MBS cultivou ferozmente esse desiderato. De pequeno cantineiro de venda de capulanas em Nampula, tornou-se em pouco tempo um importante agente económico em Moçambique, um grande contribuinte, como sói dizer-se. A sua Kayum Center, na Karl Marx, era, antes do Maputo Shopping Center, o principal mercado de electrodomésticos de Moçambique, ao mesmo tempo que mantinha algumas lojinhas de capulanas nos subúrbios para cumprir a tradição.

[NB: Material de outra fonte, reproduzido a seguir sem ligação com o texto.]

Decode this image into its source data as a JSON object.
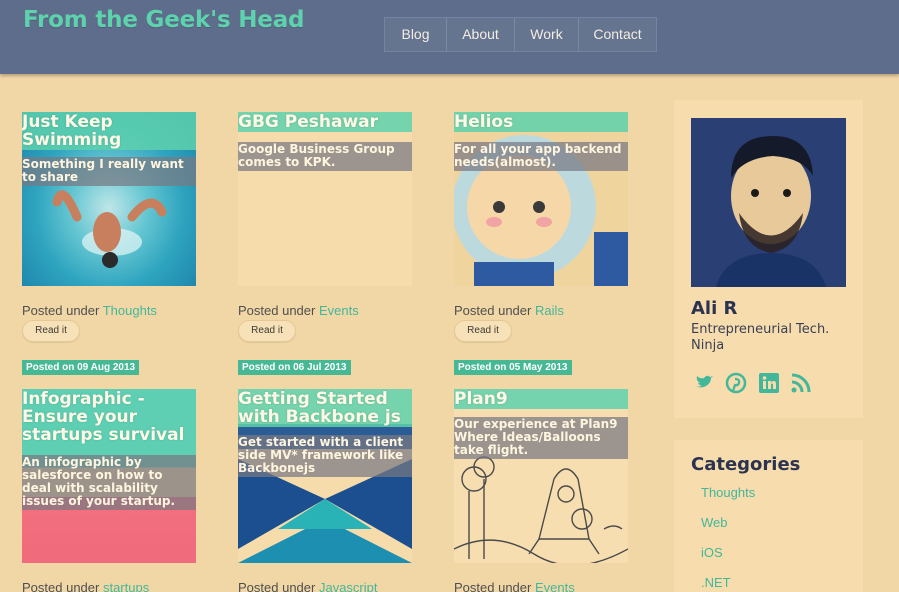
{
  "header": {
    "site_title": "From the Geek's Head",
    "nav": [
      "Blog",
      "About",
      "Work",
      "Contact"
    ]
  },
  "posts": [
    {
      "title": "Just Keep Swimming",
      "desc": "Something I really want to share",
      "posted_prefix": "Posted under",
      "category": "Thoughts",
      "read_label": "Read it"
    },
    {
      "title": "GBG Peshawar",
      "desc": "Google Business Group comes to KPK.",
      "posted_prefix": "Posted under",
      "category": "Events",
      "read_label": "Read it"
    },
    {
      "title": "Helios",
      "desc": "For all your app backend needs(almost).",
      "posted_prefix": "Posted under",
      "category": "Rails",
      "read_label": "Read it"
    },
    {
      "date": "Posted on 09 Aug 2013",
      "title": "Infographic - Ensure your startups survival",
      "desc": "An infographic by salesforce on how to deal with scalability issues of your startup.",
      "posted_prefix": "Posted under",
      "category": "startups"
    },
    {
      "date": "Posted on 06 Jul 2013",
      "title": "Getting Started with Backbone js",
      "desc": "Get started with a client side MV* framework like Backbonejs",
      "posted_prefix": "Posted under",
      "category": "Javascript"
    },
    {
      "date": "Posted on 05 May 2013",
      "title": "Plan9",
      "desc": "Our experience at Plan9 Where Ideas/Balloons take flight.",
      "posted_prefix": "Posted under",
      "category": "Events"
    }
  ],
  "profile": {
    "name": "Ali R",
    "role": "Entrepreneurial Tech. Ninja",
    "social_icons": [
      "twitter-icon",
      "pinterest-icon",
      "linkedin-icon",
      "rss-icon"
    ]
  },
  "categories": {
    "heading": "Categories",
    "items": [
      "Thoughts",
      "Web",
      "iOS",
      ".NET"
    ]
  },
  "colors": {
    "background": "#f2d7a6",
    "header": "#5e6d8c",
    "accent": "#43b79a",
    "title_green": "#5ed1ad"
  }
}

Nos corredores de Maputo, o crescimento pujante do seu negócio era algo que assustava e deixava incrédula toda a gente. Amigos na Polícia e nas Alfândegas sussurravam explicações óbvias, mas nunca ninguém ousou levá-las às últimas consequências: MBS triunfava não com negócios limpos, mas porque estava ligado à droga. Por isso, todo o moçambicano que ouviu hoje a bombástica notícia, respira um alívio cúmplice: já sabíamos!!! Todos sabíamos, mas quem ousaria meter a mão num homem que alimentava o partidão?
Aliás, esta relação de MBS com o Partido é reveladora da promiscuidade entre política e negócios em Moçambique. E MBS soube usar desse trunfo, da noção de que o Partido era o centro do poder e que para manter esse poder precisaria de dinheiro para aguentar campanhas eleitorais desgastantes e tão caras dada a dimensão do país. Por isso, quando Armando Guebuza emergiu como sucessor de Chissano, quase a contragosto deste, MBS alimentou o novo candidato, comprando os seus cachimbos a preços astronómicos, oferecendo canetas de luxo mas comprando-as logo a seguir, voltando a oferecer os mesmos cachimbos (que Guebuza aparentemente já não usa), financiando o Congresso do Partido em Quelimane, tornando esta força política numa das suas lavandarias instrumentais para o funcionamento das redes agora desmascaradas.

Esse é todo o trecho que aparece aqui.